Walking can potentially increase the energy of your wearable electrical devices as well as your own energy levels. Osaka Metropolitan University scientists made a significant advance toward self-charging wearable devices with their invention of a dynamic magnifier-enhanced piezoelectric vibration energy harvester that can amplify power generated from impulsive vibrations, such as from human walking, by about 90 times, while remaining as small as currently developed energy harvesters. The results were published in Applied Physics Letters.
People carry various electronic gadgets on them now, including cellphones, and wearable technology is predicted to become more commonplace in the near future. Energy harvesting, a technology that transforms energy like heat and light into electricity that may power small devices, is receiving more attention as a result of the increased demand for more effective recharging of these gadgets.
Given that it can convert kinetic energy from vibration into electricity and is unaffected by weather or environment, a type of energy harvesting known as vibration energy harvesting is seen to be extremely practical.
A research team led by Associate Professor Takeshi Yoshimura from the Graduate School of Engineering at Osaka Metropolitan University has developed a microelectromechanical system (MEMS) piezoelectric vibration energy harvester that is only approximately 2 cm in diameter with a U-shaped metal component called a dynamic magnifier.
The novel harvester allows for an improvement in power conversion from impulsive vibrations, which can be produced by human walking motion, of around 90 times when compared to conventional harvesters.

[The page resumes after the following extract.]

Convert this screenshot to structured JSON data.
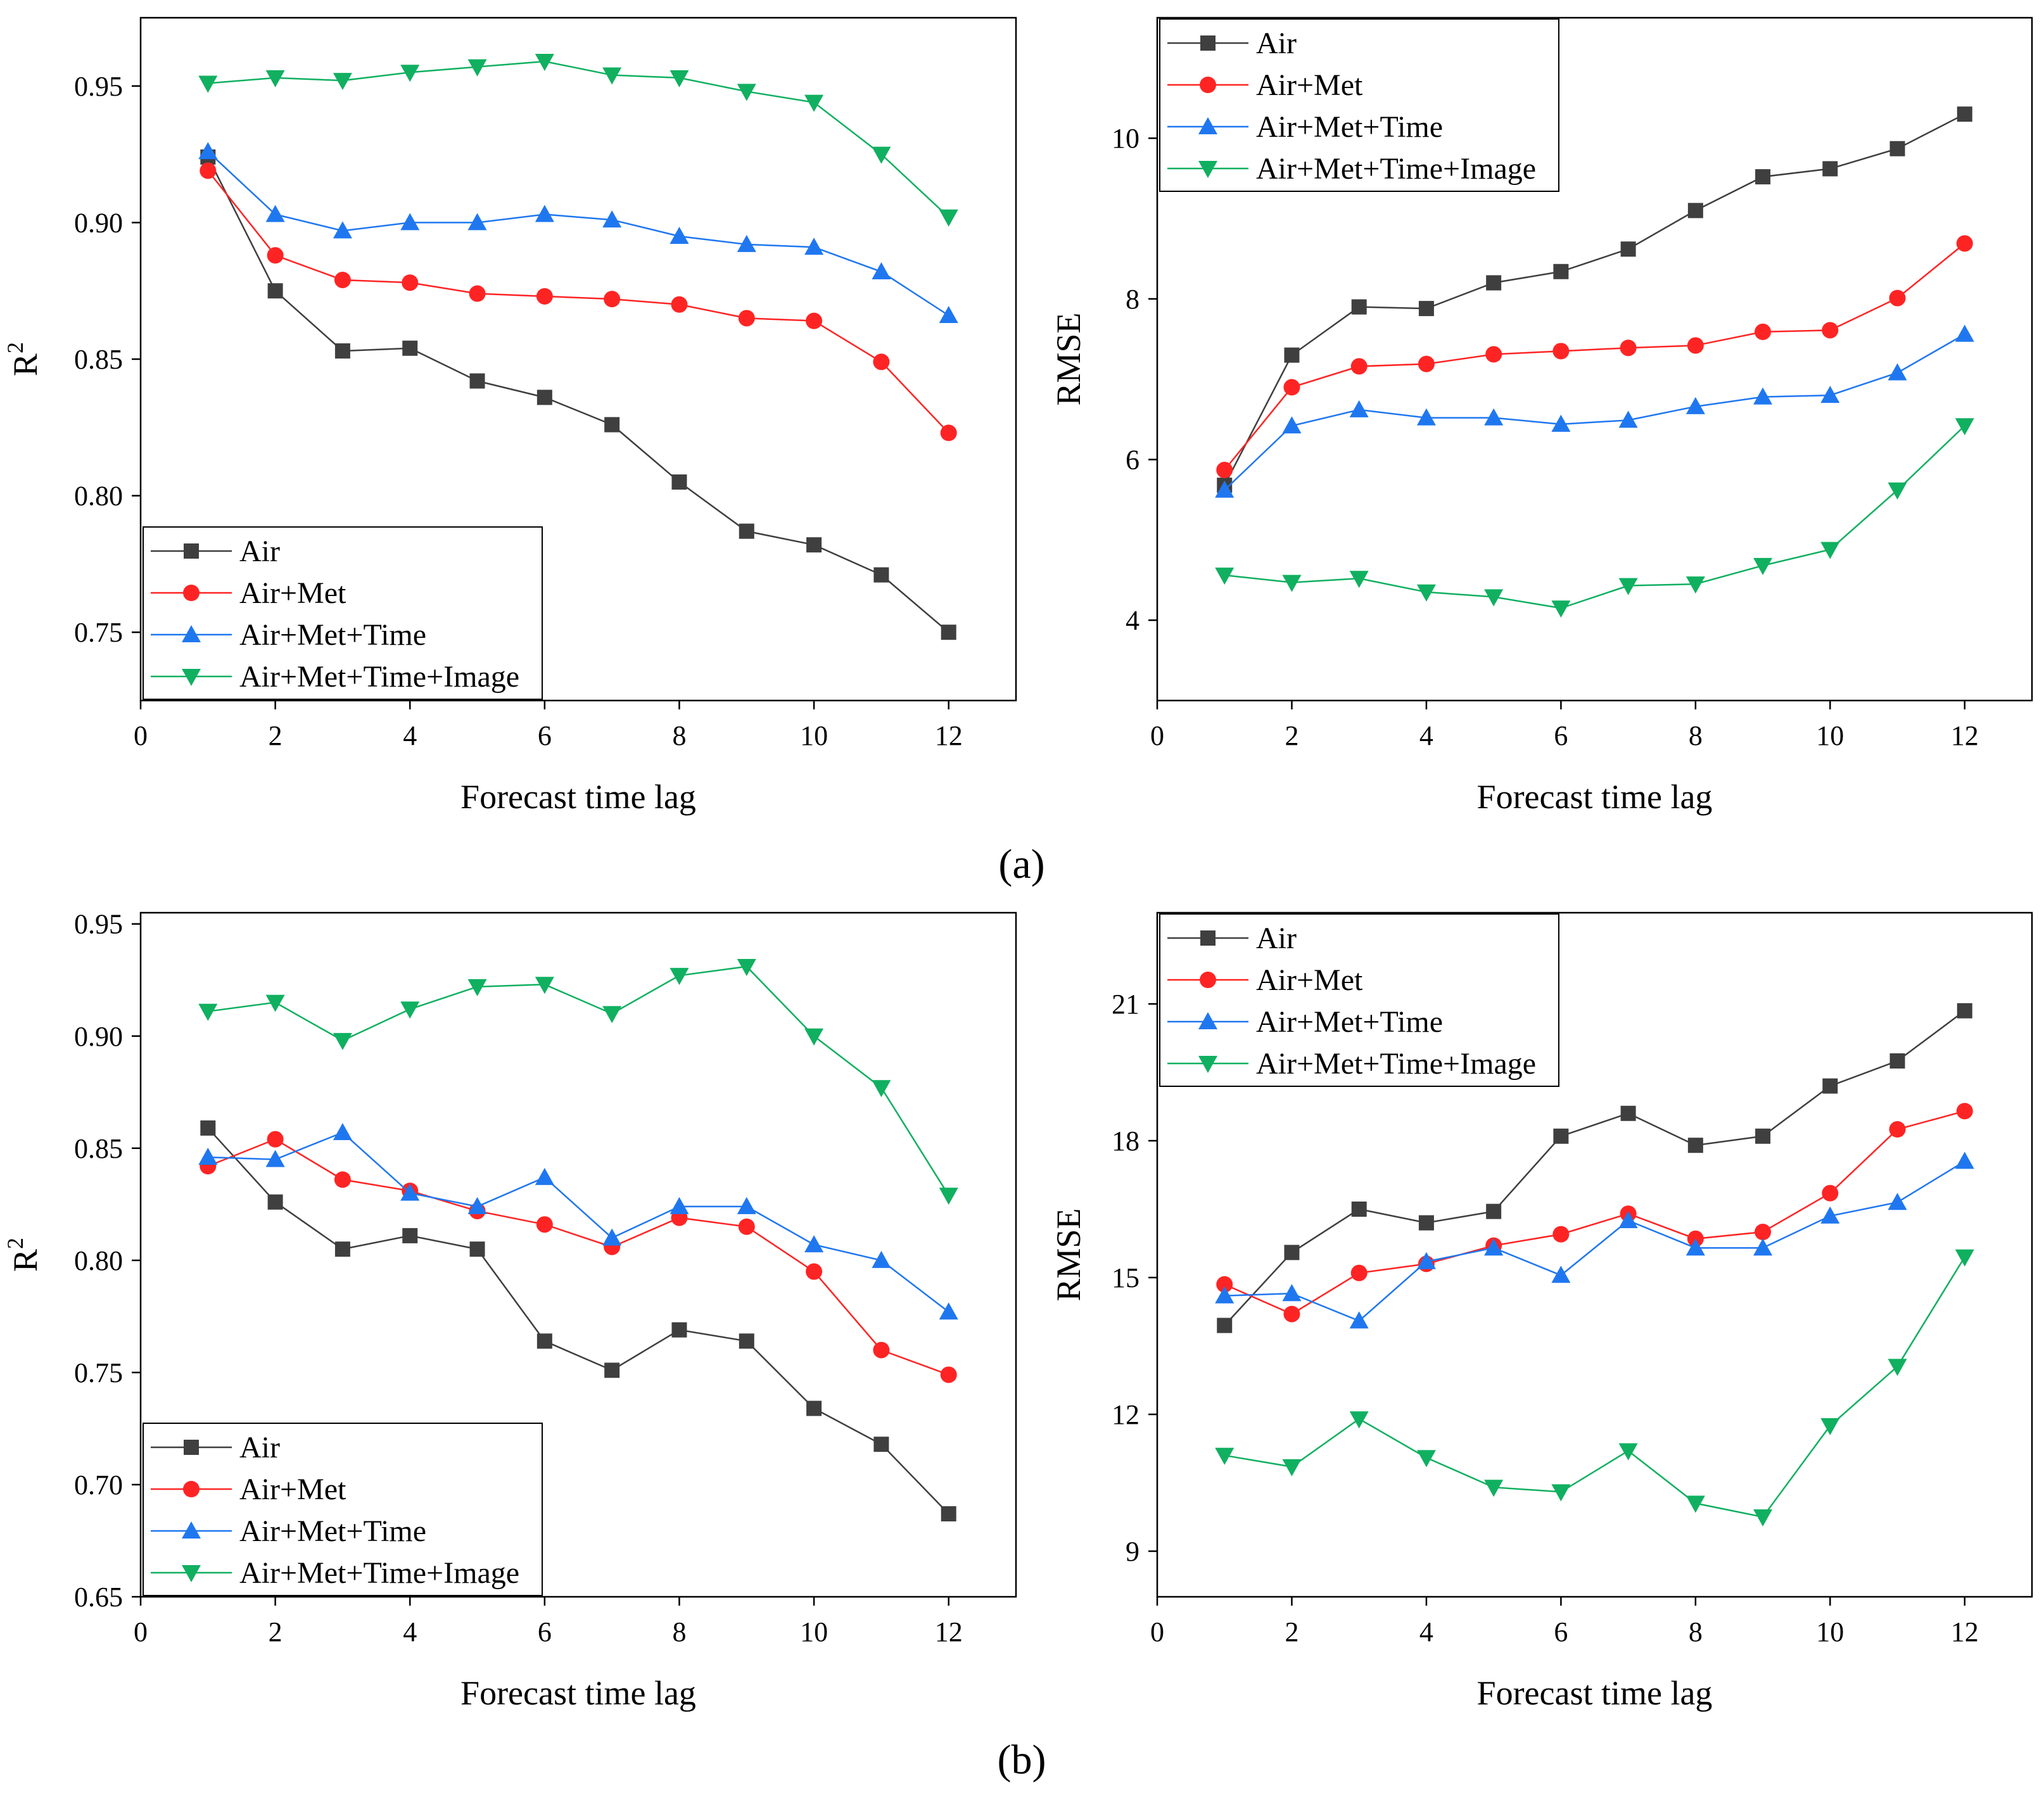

The group has been working on creating vibration energy harvesters that make use of the phenomena known as the piezoelectric effect, which occurs when certain kinds of materials generate an electric charge or voltage in response to applied pressure.
So far, they have succeeded in generating microwatt-level electricity from mechanical vibrations with a consistent frequency, such as those generated by motors and washing machines. However, when applied vibrations are impulsive and nonstationary, like those produced by human movement, the power output of these harvesters is significantly reduced.
The team created and included the U-shaped vibration amplification component under the harvester as a solution to this problem. The component allows for improvement in power generation without expanding the device size.
In order to power small wearable devices like smartphones and wireless headphones, the technology is projected to create electric power from non-steady vibrations, including walking motion.
Professor Yoshimura concluded, “Since electronic devices are expected to become more energy-efficient, we hope that this invention will contribute to the realization of self-charging wearable devices.”